I checked the Keffer VW parts site. The factory mirror glass has the same P/N's for the Jetta-VI and Beetle. So I bought a set of the aspherical glass from ECS Tuning, and it does indeed fit :thumbup:


----------



## KCXTWO (Apr 27, 2013)

g-man_ae said:


> I checked the Keffer VW parts site. The factory mirror glass has the same P/N's for the Jetta-VI and Beetle. So I bought a set of the aspherical glass from ECS Tuning, and it does indeed fit :thumbup:


Looks great, are those the blue tinted one?


----------



## KCXTWO (Apr 27, 2013)

KCXTWO said:


> Looks great, are those the blue tinted ones?


----------



## g-man_ae (Jun 20, 2001)

Yes, they're the blue tinted ones ECS sourced for the Jetta-VI.


----------



## KCXTWO (Apr 27, 2013)

g-man_ae said:


> Yes, they're the blue tinted ones ECS sourced for the Jetta-VI.


Thank you


----------



## UNDER PSI (Aug 23, 2015)

*My mirrors are No Longer For Sale*

My mirrors are No Longer For Sale


----------



## g-man_ae (Jun 20, 2001)

So far as we know, there isn't an OEM option for the aspherical or "blind spot" mirror glass. The only option is the set sold by ECS Tuning. Although made for the Jetta-VI, I can confirm they do in fact fit the 2012 Beetle.










Unfortunately they are nowhere near "OEM" quality - IMO they're more like what you'd find on eBay from mainland China. The glass seems to be cut a little rough around the edges, and there's something not right about the tint. After less than a year, that "not right" quality is the tint removing itself from the glass:










(pic from wife's 2012 Beetle Base)

See that spot near the middle that looks like someone sneezed on the mirror? That's the blue tint flaking off :thumbdown: 

I'm surprised this happened with an ECS product... Buyer beware.


----------



## PROvoker (Feb 1, 2020)

This is to share my experience. Hope this may help.
I bought pre-owned US market 2015 Bettle Base for my wife. Since there is no official replacement for stock US left flat mirror(P/N:*5C6857521J)I had to try on several mirror glasses designed for other VW cars with a help of local VW dealer. I was pretty sure european jetta VI mirror should fit but it didn't. Then I tried one designed for european VW Polo/UP models ( P/N: 6RU857521F) and surprisingly it fitted. It is not 100% same shape(a bit tight in the upper left corner) but you can plug it in your mirror housing and adjust it. 

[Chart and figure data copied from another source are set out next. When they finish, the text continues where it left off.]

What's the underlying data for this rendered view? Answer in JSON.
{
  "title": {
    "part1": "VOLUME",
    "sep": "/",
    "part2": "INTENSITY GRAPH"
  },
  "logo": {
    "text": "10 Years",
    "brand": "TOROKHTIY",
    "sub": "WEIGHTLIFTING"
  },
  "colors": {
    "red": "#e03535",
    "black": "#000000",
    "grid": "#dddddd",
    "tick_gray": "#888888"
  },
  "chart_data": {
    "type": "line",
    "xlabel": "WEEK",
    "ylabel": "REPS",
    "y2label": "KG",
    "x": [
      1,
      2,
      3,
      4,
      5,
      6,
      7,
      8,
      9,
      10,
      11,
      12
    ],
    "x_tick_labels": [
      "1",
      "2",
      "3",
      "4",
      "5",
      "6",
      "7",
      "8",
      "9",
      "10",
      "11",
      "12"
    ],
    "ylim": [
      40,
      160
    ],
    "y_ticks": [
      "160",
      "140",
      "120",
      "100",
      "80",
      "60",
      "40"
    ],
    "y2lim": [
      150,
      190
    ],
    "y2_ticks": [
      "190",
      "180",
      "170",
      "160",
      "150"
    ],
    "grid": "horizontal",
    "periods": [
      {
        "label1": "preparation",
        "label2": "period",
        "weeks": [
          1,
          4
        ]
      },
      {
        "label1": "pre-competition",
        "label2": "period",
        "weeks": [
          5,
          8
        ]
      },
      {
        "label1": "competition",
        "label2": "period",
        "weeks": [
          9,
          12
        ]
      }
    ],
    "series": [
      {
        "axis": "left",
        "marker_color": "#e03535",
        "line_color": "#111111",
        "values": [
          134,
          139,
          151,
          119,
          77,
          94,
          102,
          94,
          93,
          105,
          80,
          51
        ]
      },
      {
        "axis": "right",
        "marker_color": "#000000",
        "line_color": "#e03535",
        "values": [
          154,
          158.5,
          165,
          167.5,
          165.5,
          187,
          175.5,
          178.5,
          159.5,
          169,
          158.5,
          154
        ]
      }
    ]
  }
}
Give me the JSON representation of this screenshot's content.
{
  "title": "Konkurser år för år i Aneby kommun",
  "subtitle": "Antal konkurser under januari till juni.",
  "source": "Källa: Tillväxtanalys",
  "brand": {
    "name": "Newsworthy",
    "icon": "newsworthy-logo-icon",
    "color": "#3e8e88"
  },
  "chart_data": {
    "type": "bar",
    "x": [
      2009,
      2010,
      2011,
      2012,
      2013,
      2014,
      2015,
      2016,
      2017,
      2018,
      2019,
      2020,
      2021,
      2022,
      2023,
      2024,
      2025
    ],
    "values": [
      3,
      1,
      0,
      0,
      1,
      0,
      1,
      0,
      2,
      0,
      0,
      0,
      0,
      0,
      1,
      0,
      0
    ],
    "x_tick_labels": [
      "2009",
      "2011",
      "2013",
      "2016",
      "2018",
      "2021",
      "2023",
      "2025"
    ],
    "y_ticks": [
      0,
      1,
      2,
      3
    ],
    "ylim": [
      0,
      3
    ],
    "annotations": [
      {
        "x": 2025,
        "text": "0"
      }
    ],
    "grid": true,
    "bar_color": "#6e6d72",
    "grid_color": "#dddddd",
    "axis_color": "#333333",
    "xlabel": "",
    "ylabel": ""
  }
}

A couple of slight modifications have to be performed before installation so that it looks like the stock mirror on the reverse side. Namely to cut one out of two plastic 'stability ears' on the back side of the mirror and to bend heating plugs strictly vertical (90° angle) with a help of pliers. Stock flat mirror has only one 'stability ear' made of metal hence there is only one slot for such thing in the US Bettle mirror housing. It should be obvious once you carefully remove your stock mirror and compare reverse sides of both. 
It is OEM VW convex and heated. The price is abt 3 times cheaper than for the stock one. Attached a couple of pictures fyi. Sorry for the quality.

IMO overall visibility has increased greatly.

https://www.flickr.com/photos/[email protected]/shares/5Pko32


----------